Southern California Vegetation, Wildfire, and Erosion Had Nonlinear Responses to Climatic Forcing During Marine Isotope Stages 5–2 (120–15 ka)

Abstract

AbstractA multiproxy record from Baldwin Lake, San Bernardino Mountains, allowed us to examine variation and relationships between erosion, wildfire, vegetation, and climate in subalpine Southern California from 120 to 15 ka. Bulk organics, biogenic silica, and molar C:N data were generally antiphased with magnetic and trace element data and displayed long‐term (105 year) shifts between autochthonous and allocthonous deposition. This was most pronounced during Marine Isotope Stage (MIS) 5, and we hypothesize that local summer insolation was the primary driver for Baldwin Lake's productive and unproductive lake state alternations. Wildfire history was inferred from charcoal concentrations and vegetation change from pollen. Relationships between these ecological processes, basin deposition, and summer insolation were often nonlinear. Sagebrush expansion, wildfire, and weak basin weathering characterized MIS 4, while during MIS 2, the basin was highly erosive, rarely burned, and the forest was impacted by shifts in Southern Californian hydroclimate. Despite coniferous forest cover throughout MIS 3, submillennial oscillations in charcoal, pollen, and bulk organic content occurred, consistent with pollen records from Eurasia's Mediterranean biome that span multiple glacial‐interglacial cycles.
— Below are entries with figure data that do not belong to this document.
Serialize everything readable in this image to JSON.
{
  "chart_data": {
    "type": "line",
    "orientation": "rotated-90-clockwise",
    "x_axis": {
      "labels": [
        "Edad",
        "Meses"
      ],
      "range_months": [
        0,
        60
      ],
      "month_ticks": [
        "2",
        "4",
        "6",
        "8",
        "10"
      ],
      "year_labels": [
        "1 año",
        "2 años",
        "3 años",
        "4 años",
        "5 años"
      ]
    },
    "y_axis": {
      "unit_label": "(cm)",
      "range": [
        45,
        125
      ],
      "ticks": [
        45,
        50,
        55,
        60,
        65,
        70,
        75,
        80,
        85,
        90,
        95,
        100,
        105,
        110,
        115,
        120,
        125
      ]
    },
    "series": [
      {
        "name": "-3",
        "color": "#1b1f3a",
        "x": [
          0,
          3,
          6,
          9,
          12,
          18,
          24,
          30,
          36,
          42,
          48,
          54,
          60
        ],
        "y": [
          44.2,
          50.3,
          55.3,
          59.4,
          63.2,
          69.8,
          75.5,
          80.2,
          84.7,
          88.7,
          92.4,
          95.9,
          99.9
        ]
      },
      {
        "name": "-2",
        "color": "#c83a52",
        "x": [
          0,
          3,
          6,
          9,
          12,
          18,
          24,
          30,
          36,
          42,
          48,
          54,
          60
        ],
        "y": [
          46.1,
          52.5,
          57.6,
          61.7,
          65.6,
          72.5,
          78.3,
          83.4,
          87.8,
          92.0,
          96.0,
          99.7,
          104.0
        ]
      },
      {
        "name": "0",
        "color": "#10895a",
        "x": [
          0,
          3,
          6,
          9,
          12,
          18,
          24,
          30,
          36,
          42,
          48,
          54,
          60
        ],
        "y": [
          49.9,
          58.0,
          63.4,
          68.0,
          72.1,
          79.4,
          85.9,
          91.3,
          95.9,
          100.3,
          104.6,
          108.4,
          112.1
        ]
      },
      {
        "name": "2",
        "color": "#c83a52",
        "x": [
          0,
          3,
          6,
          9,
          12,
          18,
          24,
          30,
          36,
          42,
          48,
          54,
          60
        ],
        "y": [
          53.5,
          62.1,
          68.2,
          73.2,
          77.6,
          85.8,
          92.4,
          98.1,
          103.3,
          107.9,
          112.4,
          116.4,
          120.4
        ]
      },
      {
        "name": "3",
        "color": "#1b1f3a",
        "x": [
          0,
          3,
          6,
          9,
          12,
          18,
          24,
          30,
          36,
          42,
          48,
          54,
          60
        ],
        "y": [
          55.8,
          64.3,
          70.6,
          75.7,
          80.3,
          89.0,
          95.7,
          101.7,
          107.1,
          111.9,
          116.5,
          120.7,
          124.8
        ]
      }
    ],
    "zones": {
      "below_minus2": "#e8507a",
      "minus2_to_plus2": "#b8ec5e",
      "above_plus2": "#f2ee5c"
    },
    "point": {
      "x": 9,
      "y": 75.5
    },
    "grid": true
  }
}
Highly resolved global CO2 records and sea surface temperatures in key regions of the Pacific show no apparent relationship to these landscape conditions, and we suggest submillennial hydroclimatic variability as a potential driver. Highly resolved long pollen records from Southern California are an urgent research need to better understand the finer‐scale (≤103 year) interactions between past vegetation, wildfire, and erosion, given the current natural disaster risks that 21st century climate change poses to both human and ecological communities.